Moi, le vieux cheval, je sais que je n'aurai pas assez d'une vie pour dire que l'autre, s'il n'est pas mon identique, n'en est pas moins mon frère, et que tous nos regards doivent réapprendre la tendresse dont se nourrit l'amour. André, comme tu le dis, nous devons sauver ce Titanic sur lequel nous sommes tous embarqués.
JMS
André Chenet publié dans la Voix des Autres le 13/01/2023
Un poème d'une importance capitale de Jean-Michel Sananès! A travers le poète passent toutes les frontières, immatérielles, qui nous empêchent de sortir de nous-mêmes, qui nous divisent, et parfois même nous brisent. Toute guerre n'est que le tampon officiel de la dictature impitoyable des forts contre les faibles désarmés, spoliés des lois naturelles et du bien commun... La justice se prostitue en procès innocentant, ou presque, les criminels à grande échelle internationale. “Le cri est noir” quand toute la mise en scène des pouvoirs absolus ne permet plus de respirer au grand vent du large, éradique jusqu'au droit imprescriptible de rêver. Les macchabées prospèrent, banques et industries d'armement, gouvernements vendus, actionnaires assassins protégés par la police des mœurs financières dévoyée depuis si longtemps. Mourir pour des idées ?

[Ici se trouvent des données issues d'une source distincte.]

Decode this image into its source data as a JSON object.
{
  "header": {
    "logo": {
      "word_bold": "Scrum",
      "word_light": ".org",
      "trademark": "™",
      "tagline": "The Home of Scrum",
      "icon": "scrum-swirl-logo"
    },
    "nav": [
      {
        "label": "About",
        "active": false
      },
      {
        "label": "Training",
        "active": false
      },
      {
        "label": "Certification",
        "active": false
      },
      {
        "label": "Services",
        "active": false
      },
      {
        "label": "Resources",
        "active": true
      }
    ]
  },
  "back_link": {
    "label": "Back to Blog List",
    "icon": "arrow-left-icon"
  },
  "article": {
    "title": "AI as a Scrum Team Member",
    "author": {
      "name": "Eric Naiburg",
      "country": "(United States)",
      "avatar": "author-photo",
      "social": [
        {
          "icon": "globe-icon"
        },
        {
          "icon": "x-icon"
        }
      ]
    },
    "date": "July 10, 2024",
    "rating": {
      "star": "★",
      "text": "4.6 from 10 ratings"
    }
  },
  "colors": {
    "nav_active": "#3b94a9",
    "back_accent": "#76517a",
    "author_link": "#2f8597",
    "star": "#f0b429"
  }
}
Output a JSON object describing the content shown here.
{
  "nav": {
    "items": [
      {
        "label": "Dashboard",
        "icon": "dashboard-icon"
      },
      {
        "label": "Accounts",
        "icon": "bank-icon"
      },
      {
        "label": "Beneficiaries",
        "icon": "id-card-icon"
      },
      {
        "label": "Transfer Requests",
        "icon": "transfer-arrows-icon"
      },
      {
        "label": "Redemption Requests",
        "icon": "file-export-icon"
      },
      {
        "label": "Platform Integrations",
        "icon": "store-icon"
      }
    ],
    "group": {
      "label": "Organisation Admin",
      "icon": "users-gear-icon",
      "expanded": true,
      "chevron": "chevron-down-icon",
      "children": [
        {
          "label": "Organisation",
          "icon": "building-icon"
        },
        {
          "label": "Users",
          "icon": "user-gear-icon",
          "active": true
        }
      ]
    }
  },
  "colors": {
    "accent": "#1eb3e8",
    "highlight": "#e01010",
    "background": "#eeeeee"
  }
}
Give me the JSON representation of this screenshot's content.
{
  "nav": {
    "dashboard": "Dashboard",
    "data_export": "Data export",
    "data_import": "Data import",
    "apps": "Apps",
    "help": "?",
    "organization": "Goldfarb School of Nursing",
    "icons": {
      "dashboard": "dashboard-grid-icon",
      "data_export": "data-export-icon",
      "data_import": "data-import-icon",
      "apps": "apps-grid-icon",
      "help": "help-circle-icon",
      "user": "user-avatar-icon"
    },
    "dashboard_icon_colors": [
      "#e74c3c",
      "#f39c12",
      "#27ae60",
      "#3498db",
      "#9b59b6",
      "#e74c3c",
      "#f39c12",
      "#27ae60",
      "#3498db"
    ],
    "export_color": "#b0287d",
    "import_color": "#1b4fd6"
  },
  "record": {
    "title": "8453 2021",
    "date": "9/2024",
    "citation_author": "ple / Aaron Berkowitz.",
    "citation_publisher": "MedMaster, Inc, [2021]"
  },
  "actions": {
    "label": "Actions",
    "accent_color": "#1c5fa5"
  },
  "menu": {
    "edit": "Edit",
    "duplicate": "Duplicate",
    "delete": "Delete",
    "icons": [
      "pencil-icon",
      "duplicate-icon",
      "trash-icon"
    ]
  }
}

Il n'y a plus que des idéologies bâtardes se faisant passer pour du savoir-faire pragmatique, des certitudes certifiées par des médias croupions au casino de la vie détroussée. J'ai connu Jean-Michel bien avant qu'il publie un de mes livres. Nous n'étions pas d'accord sur certains sujets délicats mais au moins, il ne trichait pas et il nous a toujours été possible de nous “ENTENDRE” au-delà de nos divergences superflues. J'aime cet homme et ce poète acharné à lever les tabous qui interdisent les passages évidents d'une vérité à une autre. En tant que “petit éditeur” (Chemin de Plumes), il est de ceux que les croyances stupides ne font pas reculer et à un âge respectable, il nous convie au combat suprême pour que la “douceur de l'amour” triomphe au-delà de toute espérance. A mon avis, la vie n'est pas un programme car nous savons tous les échéances grotesques de ces projections politiques (sociaux-économiques) qui ne devraient être que des outils de mécanicien (ou ingénieurs) permettant de corriger nos défaillances intellectuelles d'êtres humains embarqués à titre de servants (rameurs) ou chefs de navigation dans ce Titanic qu'est devenu la civilisation occidentale entrée ces dernières décennies en phase de décomposition … “Aller plus loin, aller plus loin, aller plus loin,/ écrire, écrire, écrire,/ et dire l'amour, la joie, l'espérance./ La musique dépassera l'hiver” conclut le poète qui revient du futur.